Jürgen Rintelen, Mitglied der Priestergemeinschaft
aus: Mitten in der Welt, Heft 171, 2005

Was bedeutet eigentlich eine Selig- oder Heiligsprechung?
Zur Klarstellung vorweg: Für die Betroffenen und für das Verhältnis von Gott zu ihnen (und umgekehrt) bedeutet so eine Feier oder "Erhebung" gar nichts. Wer selig gesprochen wird, rückt im Himmel keinen Rang höher, wenn es dort überhaupt Ränge gibt. Und wenn es sie gibt, kann auch kein Papst und keine Kurie darüber befinden, wer dort an welchen Platz gelangen soll. Das ist allein Gottes Sache.

Selig- und Heiligsprechungen, die ganze Heiligenverehrung zielen auf uns Erdenbürger ab, manchmal vor allem auf bestimmte Gruppen oder auf die Gläubigen bestimmter Länder. Es geht im Grunde um die Frage, ob Menschen, die für andere Bedeutung erlangt haben, für diese tatsächlich Anregung, ja Vorbilder auf ihrem Lebensweg sein können. Es ist ja gar nicht so, dass sie alle schon von Anfang an als Heilige gelebt hätten, wie das in manchen Legenden erzählt wird. Viele haben ihr Leben erst im Lauf der Zeit ganz neu auf Gott und ihre Mitmenschen ausgerichtet. Gerade die Berühmtesten, denken wir nur an Franz von Assisi, an Ignatius von Loyola, auch an Teresa von Avila und viele andere, haben ganz deutliche Bekehrungserlebnisse hinter sich und sind dann Wege gegangen, die sie mit der kirchlichen Obrigkeit in Konflikte gebracht haben.
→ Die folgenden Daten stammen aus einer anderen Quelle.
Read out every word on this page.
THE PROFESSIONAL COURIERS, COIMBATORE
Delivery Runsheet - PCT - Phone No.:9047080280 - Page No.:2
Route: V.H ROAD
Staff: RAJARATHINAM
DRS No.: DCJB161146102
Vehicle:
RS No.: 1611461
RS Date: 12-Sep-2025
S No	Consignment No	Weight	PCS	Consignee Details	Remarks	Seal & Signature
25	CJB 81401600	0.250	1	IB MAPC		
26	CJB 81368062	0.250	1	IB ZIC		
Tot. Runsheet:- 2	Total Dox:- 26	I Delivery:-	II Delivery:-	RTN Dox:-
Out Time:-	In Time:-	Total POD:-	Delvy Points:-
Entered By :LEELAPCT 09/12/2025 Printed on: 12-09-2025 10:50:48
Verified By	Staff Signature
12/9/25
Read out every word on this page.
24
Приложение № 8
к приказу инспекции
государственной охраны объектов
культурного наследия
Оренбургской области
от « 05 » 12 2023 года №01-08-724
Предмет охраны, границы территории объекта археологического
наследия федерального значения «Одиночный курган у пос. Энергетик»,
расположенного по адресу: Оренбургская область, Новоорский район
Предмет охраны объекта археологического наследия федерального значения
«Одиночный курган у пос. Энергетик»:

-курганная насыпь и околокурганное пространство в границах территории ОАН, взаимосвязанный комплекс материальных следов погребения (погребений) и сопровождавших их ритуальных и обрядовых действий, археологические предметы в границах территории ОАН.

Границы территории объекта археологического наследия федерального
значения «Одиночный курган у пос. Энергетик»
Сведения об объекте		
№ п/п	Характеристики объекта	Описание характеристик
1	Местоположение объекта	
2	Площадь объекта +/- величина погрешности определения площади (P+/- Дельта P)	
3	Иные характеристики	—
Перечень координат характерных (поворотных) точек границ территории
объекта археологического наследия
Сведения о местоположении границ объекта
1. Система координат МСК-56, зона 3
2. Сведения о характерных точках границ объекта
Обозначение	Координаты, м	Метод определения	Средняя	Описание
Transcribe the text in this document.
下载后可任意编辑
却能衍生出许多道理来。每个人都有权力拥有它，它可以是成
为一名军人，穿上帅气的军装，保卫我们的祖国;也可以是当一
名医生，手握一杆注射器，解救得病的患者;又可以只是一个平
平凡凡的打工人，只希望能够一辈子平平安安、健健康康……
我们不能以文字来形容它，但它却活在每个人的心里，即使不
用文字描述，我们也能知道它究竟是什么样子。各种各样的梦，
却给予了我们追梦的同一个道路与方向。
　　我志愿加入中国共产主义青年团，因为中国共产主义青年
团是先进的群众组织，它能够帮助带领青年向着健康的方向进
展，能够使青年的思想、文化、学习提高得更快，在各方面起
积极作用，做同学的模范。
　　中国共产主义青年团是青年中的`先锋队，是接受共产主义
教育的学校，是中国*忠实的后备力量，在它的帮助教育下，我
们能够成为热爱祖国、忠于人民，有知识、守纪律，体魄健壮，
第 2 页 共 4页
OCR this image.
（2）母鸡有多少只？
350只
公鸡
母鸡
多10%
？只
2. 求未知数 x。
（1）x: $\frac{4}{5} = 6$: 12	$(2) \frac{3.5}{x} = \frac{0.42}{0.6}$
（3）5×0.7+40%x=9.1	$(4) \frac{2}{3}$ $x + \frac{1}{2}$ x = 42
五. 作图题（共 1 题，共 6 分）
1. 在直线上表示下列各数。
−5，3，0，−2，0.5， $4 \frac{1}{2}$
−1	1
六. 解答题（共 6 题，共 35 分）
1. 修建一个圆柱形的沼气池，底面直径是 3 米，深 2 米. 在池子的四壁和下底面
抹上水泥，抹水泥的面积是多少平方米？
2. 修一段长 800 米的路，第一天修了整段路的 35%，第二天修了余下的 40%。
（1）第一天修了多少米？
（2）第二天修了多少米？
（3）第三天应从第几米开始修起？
Gar nicht selten hat es nach ihrem Tod noch Jahrzehnte gedauert, bis diese Konflikte für ihre Gründungen und Gemeinschaften überwunden waren.


Dann war oder ist eine Selig- oder Heiligsprechung die Bestätigung durch die Verantwortlichen in der Kirche: Ja doch, die Lebensweise dieses Menschen war - zumindest in der letzten Phase - vorbildlich für ein Leben aus dem Glauben. Und was er oder sie auf den Weg gebracht hat (oft sind das ja geistliche Gemeinschaften oder Orden), hat einen berechtigten Platz in der Kirche. Auch wenn das am Anfang vielleicht sehr unsicher schien oder, wie man oft sagt, wenn sie ihrer jeweiligen Zeit weit voraus waren und zunächst unverstanden blieben. Was sie erspürt und gewirkt haben, war offensichtlich doch von Gottes Geist bewegt.


Nun sind aber schon jene Heiligen, die wir namentlich kennen und ehren, so vielfältig und untereinander verschieden, dass niemand alle zugleich zum Vorbild für sein Leben als Christ nehmen kann: Hedwig, Birgitta von Schweden, Kaiser Karl, Bruder Klaus von Flüe, Franz von Assisi, Katharina von Siena usw. Oh ja, es gibt sehr verschiedene Wege zur Vollendung in Gott. Und doch kommen alle in einem überein: in der Ausrichtung auf das Evangelium. Oder noch direkter: in der Ausrichtung auf Jesus selbst, der für uns Mensch geworden ist. Sie alle haben versucht, ihr Leben jeweils an ihrem Platz nach seinem Leben und seiner Lehre zu gestalten, deren Kern Jesus selbst so benannt hat: Du sollst den Herrn, deinen Gott, lieben aus ganzem Herzen und mit aller Kraft und deinen Nächsten wie dich selbst. Und die Seligpreisungen lassen sich doch so zusammenfassen: Selig, wenn ihr Christus ähnlich werdet, vom Verhalten im Zusammenleben in dieser Welt bis hinein ins Leiden. Solches Leiden ist doch nicht eine extra Strafaktion Gottes für bestimmte Menschen, sondern eine Folge all der Verkehrtheiten, die von alters her und immer wieder durch die Sünde in unser Verhalten geraten sind. Christus hat das Leiden ausgehalten und sich darin ganz in die Hand des Vaters gegeben - und ist so in die Vollendung eingegangen. Auch in diesem schweren Wegstück können, ja dürfen wir ihm verbunden bleiben.